Muñecas rusas , primer largometraje de Jurgen Ureña, sin duda se inserta en esa nueva etapa de cine tico, pero a su vez extiende su mirada más allá del presente. La audiencia reconocerá en la película varias generaciones de actores y figuras del cine nacional: Ana Istarú, Antonio Yglesias, Leonardo Perucci, Winston Washington, Rocío Carranza y Fernando Bolaños, entre muchos otros.
El gesto autorreferencial –a veces irónico y bromista– alude a una tradición cinematográfica y se inserta en ella como objeto cultural incómodo en el mejor de los sentidos pues coloca signos de interrogación alrededor del llamado “cine nacional”. Muñecas rusas ilustra que el cine puede ser muchas cosas, y propone la exploración formal como un gesto crítico y solidario.

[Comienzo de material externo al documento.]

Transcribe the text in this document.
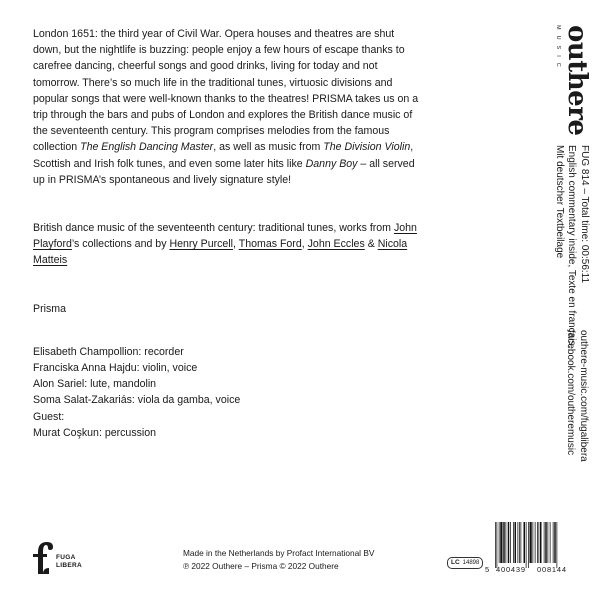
London 1651: the third year of Civil War. Opera houses and theatres are shut down, but the nightlife is buzzing: people enjoy a few hours of escape thanks to carefree dancing, cheerful songs and good drinks, living for today and not tomorrow. There’s so much life in the traditional tunes, virtuosic divisions and popular songs that were well-known thanks to the theatres! PRISMA takes us on a trip through the bars and pubs of London and explores the British dance music of the seventeenth century. This program comprises melodies from the famous collection The English Dancing Master, as well as music from The Division Violin, Scottish and Irish folk tunes, and even some later hits like Danny Boy – all served up in PRISMA’s spontaneous and lively signature style!

British dance music of the seventeenth century: traditional tunes, works from John Playford’s collections and by Henry Purcell, Thomas Ford, John Eccles & Nicola Matteis

Prisma

Elisabeth Champollion: recorder
Franciska Anna Hajdu: violin, voice
Alon Sariel: lute, mandolin
Soma Salat-Zakariás: viola da gamba, voice
Guest:
Murat Coşkun: percussion
outhere
MUSIC
FUG 814 – Total time: 00:56:11
English commentary inside, Texte en français,
Mit deutscher Textbeilage
outhere-music.com/fugalibera
facebook.com/outheremusic
FUGA
LIBERA
Made in the Netherlands by Profact International BV
℗ 2022 Outhere – Prisma © 2022 Outhere	LC 14898
5 400439 008144
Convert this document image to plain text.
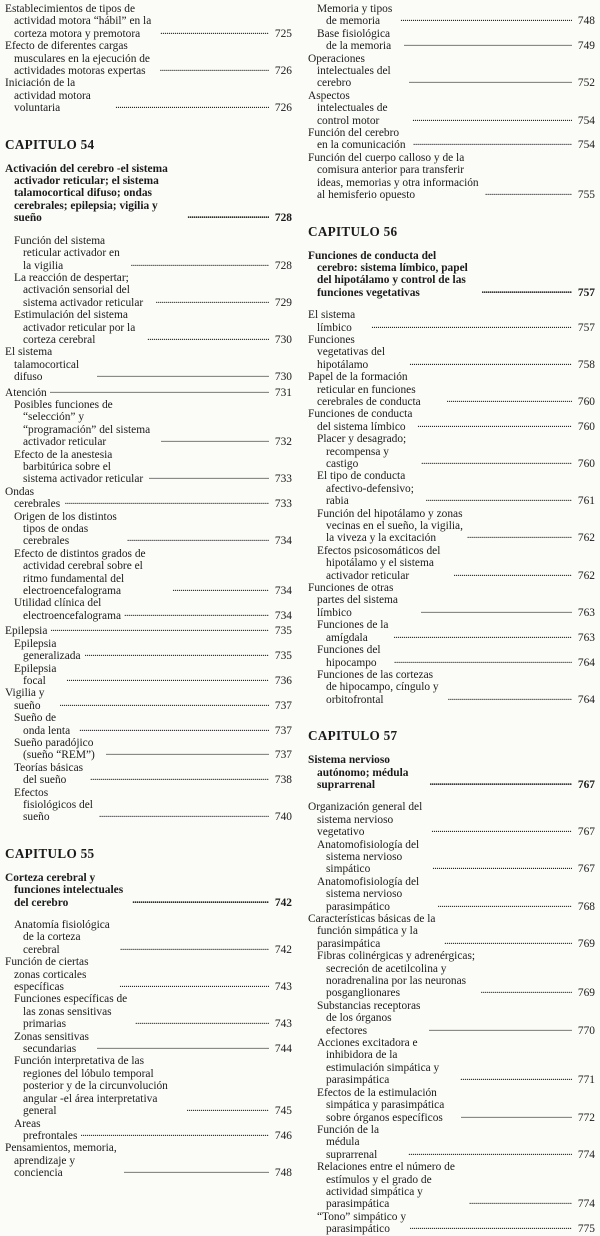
Establecimientos de tipos de actividad motora “hábil” en la corteza motora y premotora . . .	725
Efecto de diferentes cargas musculares en la ejecución de actividades motoras expertas . . .	726
Iniciación de la actividad motora voluntaria . . .	726
CAPITULO 54
Activación del cerebro -el sistema activador reticular; el sistema talamocortical difuso; ondas cerebrales; epilepsia; vigilia y sueño . . .	728
Función del sistema reticular activador en la vigilia . . .	728
La reacción de despertar; activación sensorial del sistema activador reticular . . .	729
Estimulación del sistema activador reticular por la corteza cerebral . . .	730
El sistema talamocortical difuso . . .	730
Atención . . .	731
Posibles funciones de “selección” y “programación” del sistema activador reticular . . .	732
Efecto de la anestesia barbitúrica sobre el sistema activador reticular . . .	733
Ondas cerebrales . . .	733
Origen de los distintos tipos de ondas cerebrales . . .	734
Efecto de distintos grados de actividad cerebral sobre el ritmo fundamental del electroencefalograma . . .	734
Utilidad clínica del electroencefalograma . . .	734
Epilepsia . . .	735
Epilepsia generalizada . . .	735
Epilepsia focal . . .	736
Vigilia y sueño . . .	737
Sueño de onda lenta . . .	737
Sueño paradójico (sueño “REM”) . . .	737
Teorías básicas del sueño . . .	738
Efectos fisiológicos del sueño . . .	740
CAPITULO 55
Corteza cerebral y funciones intelectuales del cerebro . . .	742
Anatomía fisiológica de la corteza cerebral . . .	742
Función de ciertas zonas corticales específicas . . .	743
Funciones específicas de las zonas sensitivas primarias . . .	743
Zonas sensitivas secundarias . . .	744
Función interpretativa de las regiones del lóbulo temporal posterior y de la circunvolución angular -el área interpretativa general . . .	745
Areas prefrontales . . .	746
Pensamientos, memoria, aprendizaje y conciencia . . .	748
Memoria y tipos de memoria . . .	748
Base fisiológica de la memoria . . .	749
Operaciones intelectuales del cerebro . . .	752
Aspectos intelectuales de control motor . . .	754
Función del cerebro en la comunicación . . .	754
Función del cuerpo calloso y de la comisura anterior para transferir ideas, memorias y otra información al hemisferio opuesto . . .	755
CAPITULO 56
Funciones de conducta del cerebro: sistema límbico, papel del hipotálamo y control de las funciones vegetativas . . .	757
El sistema límbico . . .	757
Funciones vegetativas del hipotálamo . . .	758
Papel de la formación reticular en funciones cerebrales de conducta . . .	760
Funciones de conducta del sistema límbico . . .	760
Placer y desagrado; recompensa y castigo . . .	760
El tipo de conducta afectivo-defensivo; rabia . . .	761
Función del hipotálamo y zonas vecinas en el sueño, la vigilia, la viveza y la excitación . . .	762
Efectos psicosomáticos del hipotálamo y el sistema activador reticular . . .	762
Funciones de otras partes del sistema límbico . . .	763
Funciones de la amígdala . . .	763
Funciones del hipocampo . . .	764
Funciones de las cortezas de hipocampo, cíngulo y orbitofrontal . . .	764
CAPITULO 57
Sistema nervioso autónomo; médula suprarrenal . . .	767
Organización general del sistema nervioso vegetativo . . .	767
Anatomofisiología del sistema nervioso simpático . . .	767
Anatomofisiología del sistema nervioso parasimpático . . .	768
Características básicas de la función simpática y la parasimpática . . .	769
Fibras colinérgicas y adrenérgicas; secreción de acetilcolina y noradrenalina por las neuronas posganglionares . . .	769
Substancias receptoras de los órganos efectores . . .	770
Acciones excitadora e inhibidora de la estimulación simpática y parasimpática . . .	771
Efectos de la estimulación simpática y parasimpática sobre órganos específicos . . .	772
Función de la médula suprarrenal . . .	774
Relaciones entre el número de estímulos y el grado de actividad simpática y parasimpática . . .	774
“Tono” simpático y parasimpático . . .	775
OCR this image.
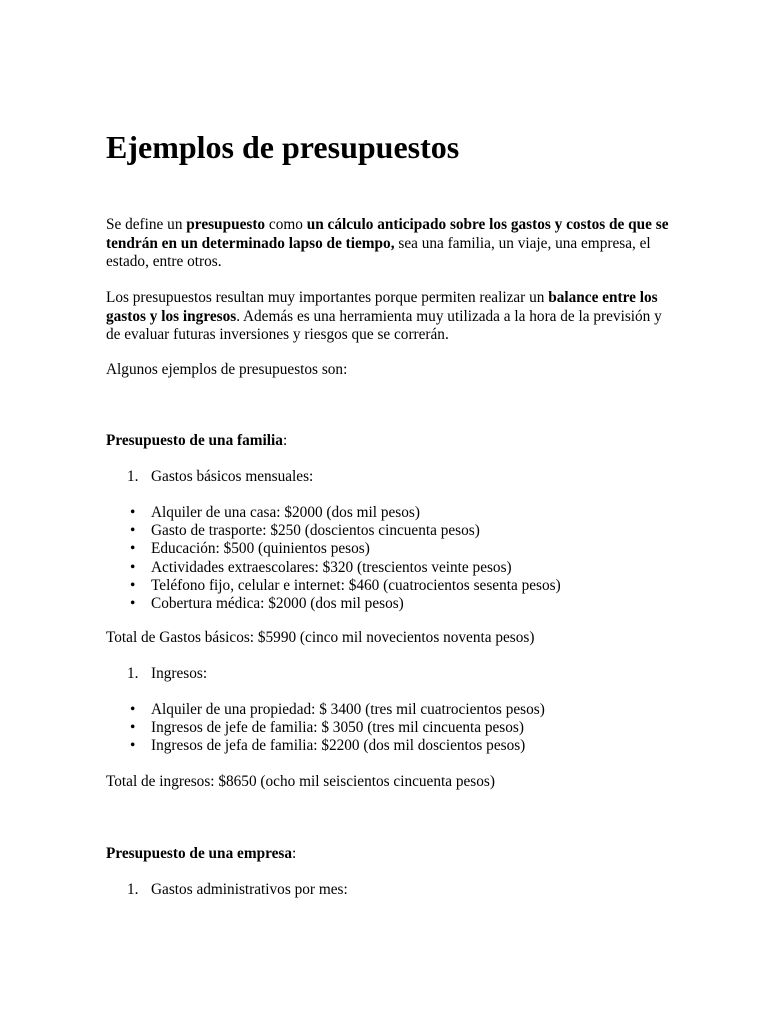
Ejemplos de presupuestos

Se define un presupuesto como un cálculo anticipado sobre los gastos y costos de que se tendrán en un determinado lapso de tiempo, sea una familia, un viaje, una empresa, el estado, entre otros.

Los presupuestos resultan muy importantes porque permiten realizar un balance entre los gastos y los ingresos. Además es una herramienta muy utilizada a la hora de la previsión y de evaluar futuras inversiones y riesgos que se correrán.

Algunos ejemplos de presupuestos son:

Presupuesto de una familia:

1. Gastos básicos mensuales:

• Alquiler de una casa: $2000 (dos mil pesos)
• Gasto de trasporte: $250 (doscientos cincuenta pesos)
• Educación: $500 (quinientos pesos)
• Actividades extraescolares: $320 (trescientos veinte pesos)
• Teléfono fijo, celular e internet: $460 (cuatrocientos sesenta pesos)
• Cobertura médica: $2000 (dos mil pesos)

Total de Gastos básicos: $5990 (cinco mil novecientos noventa pesos)

1. Ingresos:

• Alquiler de una propiedad: $ 3400 (tres mil cuatrocientos pesos)
• Ingresos de jefe de familia: $ 3050 (tres mil cincuenta pesos)
• Ingresos de jefa de familia: $2200 (dos mil doscientos pesos)

Total de ingresos: $8650 (ocho mil seiscientos cincuenta pesos)

Presupuesto de una empresa:

1. Gastos administrativos por mes:
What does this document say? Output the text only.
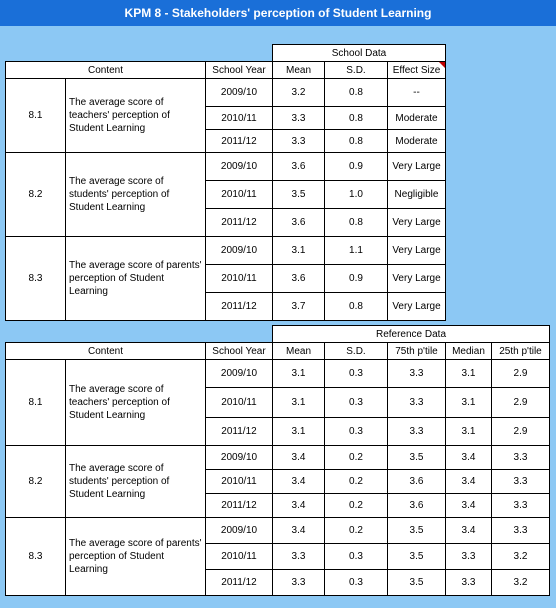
KPM 8 - Stakeholders' perception of Student Learning
			School Data		
Content		School Year	Mean	S.D.	Effect Size
8.1	The average score of teachers' perception of Student Learning	2009/10	3.2	0.8	--
		2010/11	3.3	0.8	Moderate
		2011/12	3.3	0.8	Moderate
8.2	The average score of students' perception of Student Learning	2009/10	3.6	0.9	Very Large
		2010/11	3.5	1.0	Negligible
		2011/12	3.6	0.8	Very Large
8.3	The average score of parents' perception of Student Learning	2009/10	3.1	1.1	Very Large
		2010/11	3.6	0.9	Very Large
		2011/12	3.7	0.8	Very Large
			Reference Data				
Content		School Year	Mean	S.D.	75th p'tile	Median	25th p'tile
8.1	The average score of teachers' perception of Student Learning	2009/10	3.1	0.3	3.3	3.1	2.9
		2010/11	3.1	0.3	3.3	3.1	2.9
		2011/12	3.1	0.3	3.3	3.1	2.9
8.2	The average score of students' perception of Student Learning	2009/10	3.4	0.2	3.5	3.4	3.3
		2010/11	3.4	0.2	3.6	3.4	3.3
		2011/12	3.4	0.2	3.6	3.4	3.3
8.3	The average score of parents' perception of Student Learning	2009/10	3.4	0.2	3.5	3.4	3.3
		2010/11	3.3	0.3	3.5	3.3	3.2
		2011/12	3.3	0.3	3.5	3.3	3.2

La película objeta la idea de que el escenario costarricense está muy condicionado por Hollywood, y de que faltan espacios –privados y públicos– para hacer y consumir otro tipo de cine. Por ello, es posible que algunos espectadores salgan de la sala con el reclamo de más claridad, linealidad o cronología. Sin embargo, Ureña nunca se retira hacia la opacidad personal; él abre la idea de hacer y consumir cine en una constante discusión colectiva.
Muñecas rusas fue rodada en solo doce días, bajo un claro espíritu colaborativo; la treintena de actores lo atestigua. Al considerar que una película en Centroamérica se rueda generalmente en treinta días, con un presupuesto de cerca de medio millón de dólares, Jurgen Ureña ejemplifica otro tipo de cine: uno en el que los criterios de presupuesto y taquilla son reemplazados por los de la creatividad y la exploración estética.
La película nos reta a crear nuestra propia experiencia en el cine, nuestra propia tradición, mientras que nos enseña la salud innegable del cine criollo y del futuro de su director.
El autor es escritor costarricense. Su más reciente novela es 'Lluvia del norte' (ECR).